Fighting My Father’s Fate
continued...
Worriers like me are also apt to blame a genetic curse when other explanations are equally plausible, Zabel says.
That point hit home. I’ve always assumed that the men of my family harbored a killer in their DNA. But the fact is that my forefathers tended to be plump, hostile to all forms of exercise (excluding historical walking tours), and careless in their diets. My father smoked for more than 15 years. Most of the others had high blood pressure and diabetes. Those controllable risk factors go a long way toward explaining the early deaths of my forefathers. After all this time, I realize, our genes may have gotten a bad rap.
Compiling a Family Medical History
Instead of dwelling on grim thoughts and lethal genes, is there anything people with a family history of hereditary disease should do?
“You start by building a family history,” says Gilbert. Doctors and genetic counselors are now pushing people to make family medical histories. They’re free and they tell you a lot about your risk for disease -- including those for which we don’t have tests.
Try the U.S. Surgeon General’s “My Family Health Portrait” web site: https://familyhistory.hhs.gov/. You can enter confidential health information about your family and then print it out. It’s fun -- sort of. It’s like creating that family tree in grade school, but with diseases.

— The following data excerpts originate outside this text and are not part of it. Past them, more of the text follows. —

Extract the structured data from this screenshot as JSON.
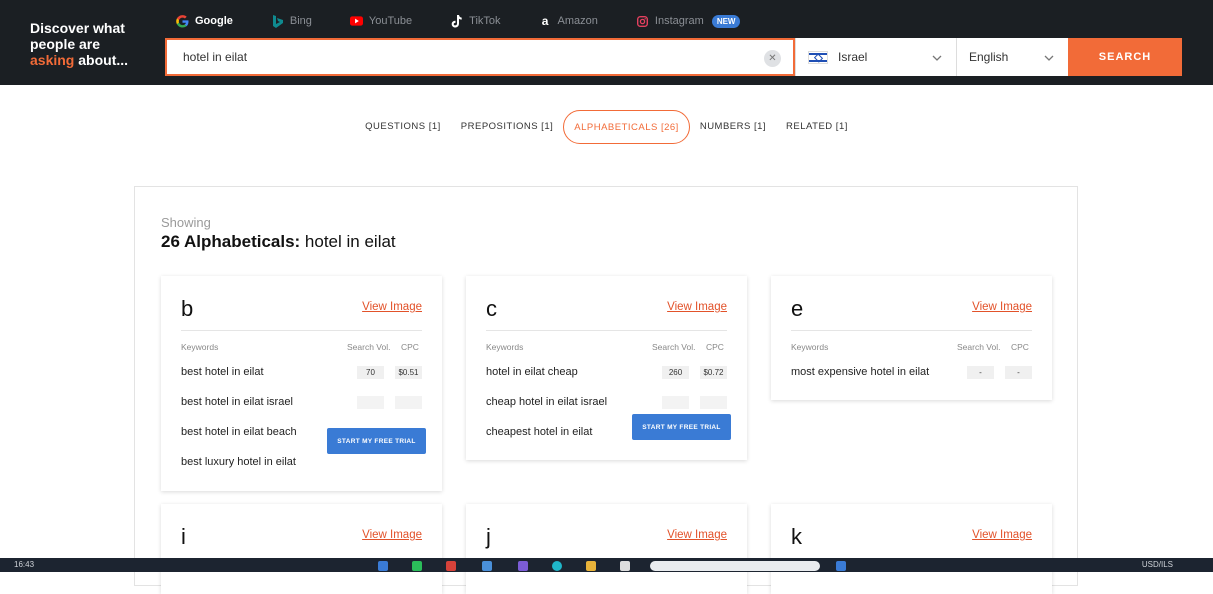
{
  "brand": {
    "line1": "Discover what",
    "line2": "people are",
    "accent": "asking",
    "line3_rest": " about..."
  },
  "engines": [
    {
      "label": "Google",
      "icon": "google-icon",
      "active": true
    },
    {
      "label": "Bing",
      "icon": "bing-icon",
      "active": false
    },
    {
      "label": "YouTube",
      "icon": "youtube-icon",
      "active": false
    },
    {
      "label": "TikTok",
      "icon": "tiktok-icon",
      "active": false
    },
    {
      "label": "Amazon",
      "icon": "amazon-icon",
      "active": false
    },
    {
      "label": "Instagram",
      "icon": "instagram-icon",
      "active": false,
      "badge": "NEW"
    }
  ],
  "search": {
    "value": "hotel in eilat",
    "country": "Israel",
    "language": "English",
    "button": "SEARCH"
  },
  "tabs": [
    {
      "label": "QUESTIONS [1]",
      "active": false
    },
    {
      "label": "PREPOSITIONS [1]",
      "active": false
    },
    {
      "label": "ALPHABETICALS [26]",
      "active": true
    },
    {
      "label": "NUMBERS [1]",
      "active": false
    },
    {
      "label": "RELATED [1]",
      "active": false
    }
  ],
  "results": {
    "showing": "Showing",
    "count_label": "26 Alphabeticals:",
    "query": " hotel in eilat"
  },
  "card_labels": {
    "view_image": "View Image",
    "keywords": "Keywords",
    "search_vol": "Search Vol.",
    "cpc": "CPC",
    "trial": "START MY FREE TRIAL"
  },
  "cards": [
    {
      "letter": "b",
      "keywords": [
        {
          "text": "best hotel in eilat",
          "vol": "70",
          "cpc": "$0.51"
        },
        {
          "text": "best hotel in eilat israel"
        },
        {
          "text": "best hotel in eilat beach"
        },
        {
          "text": "best luxury hotel in eilat"
        }
      ]
    },
    {
      "letter": "c",
      "keywords": [
        {
          "text": "hotel in eilat cheap",
          "vol": "260",
          "cpc": "$0.72"
        },
        {
          "text": "cheap hotel in eilat israel"
        },
        {
          "text": "cheapest hotel in eilat"
        }
      ]
    },
    {
      "letter": "e",
      "keywords": [
        {
          "text": "most expensive hotel in eilat",
          "vol": "-",
          "cpc": "-"
        }
      ]
    },
    {
      "letter": "i"
    },
    {
      "letter": "j"
    },
    {
      "letter": "k"
    }
  ],
  "taskbar": {
    "clock": "16:43",
    "currency": "USD/ILS"
  },
  "colors": {
    "accent": "#f26b38",
    "header_bg": "#1b1f23",
    "link": "#e2522a",
    "trial_button": "#3a7bd5"
  }
}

The goal is to map out your family medical history for three generations or more -- that means you and your siblings, parents, grandparents, and your own children, if you have any. Make sure to note any diseases in the family and, if you know, when they started and how they were treated.
When you sit down to do a family tree, you may be surprised how little you really know about your relatives. Say you go to enter in information about your Uncle Dave. You know the family refrain: Uncle Dave died of cancer. But what sort of cancer? Where did it start? How old was he when he got it? When you ask around, everyone shrugs. After a decade or two, the cause of dear Uncle Dave’s death is as mysterious as that of King Tut’s.

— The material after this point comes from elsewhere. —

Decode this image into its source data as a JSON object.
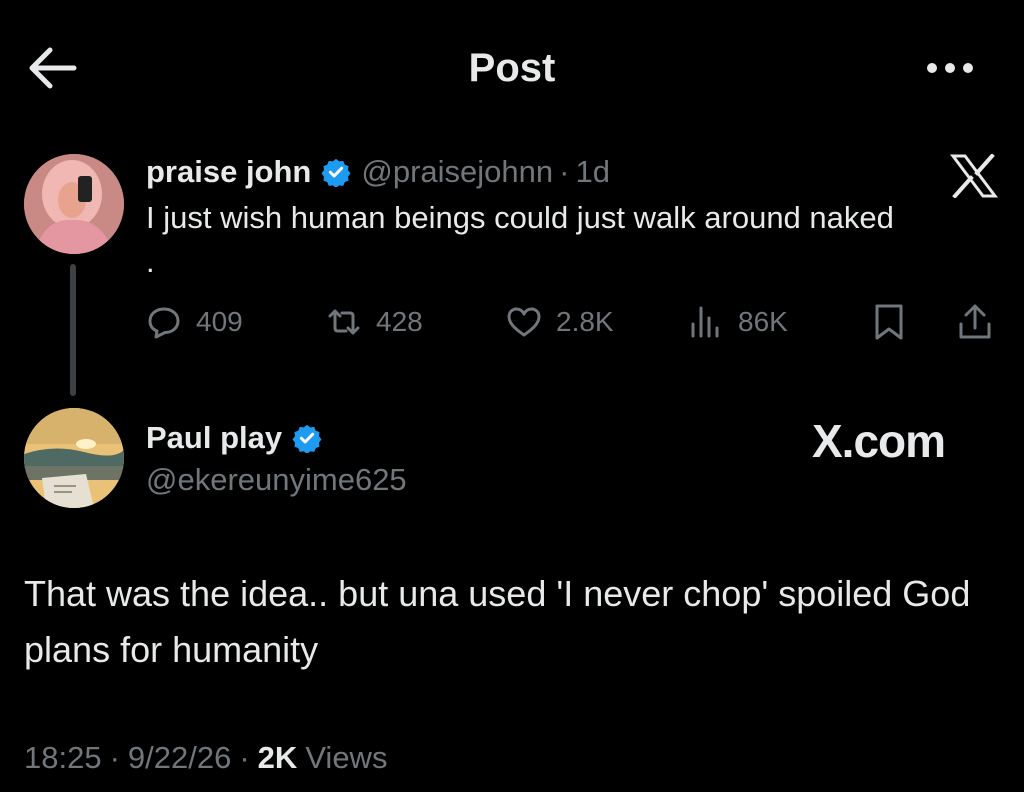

So what’s the health-conscious genealogist to do? If you have medical records to fill the gaps, you’re lucky. If you don’t, it’s just possible you might be able to get a hold of them. Hospitals have different policies on storing records. Some might hang on to them for a just few years; others for a hundred. If you’re not the legal next of kin, you’ll need him or her to request the records. It’s not a sure thing at all, but it works for some people.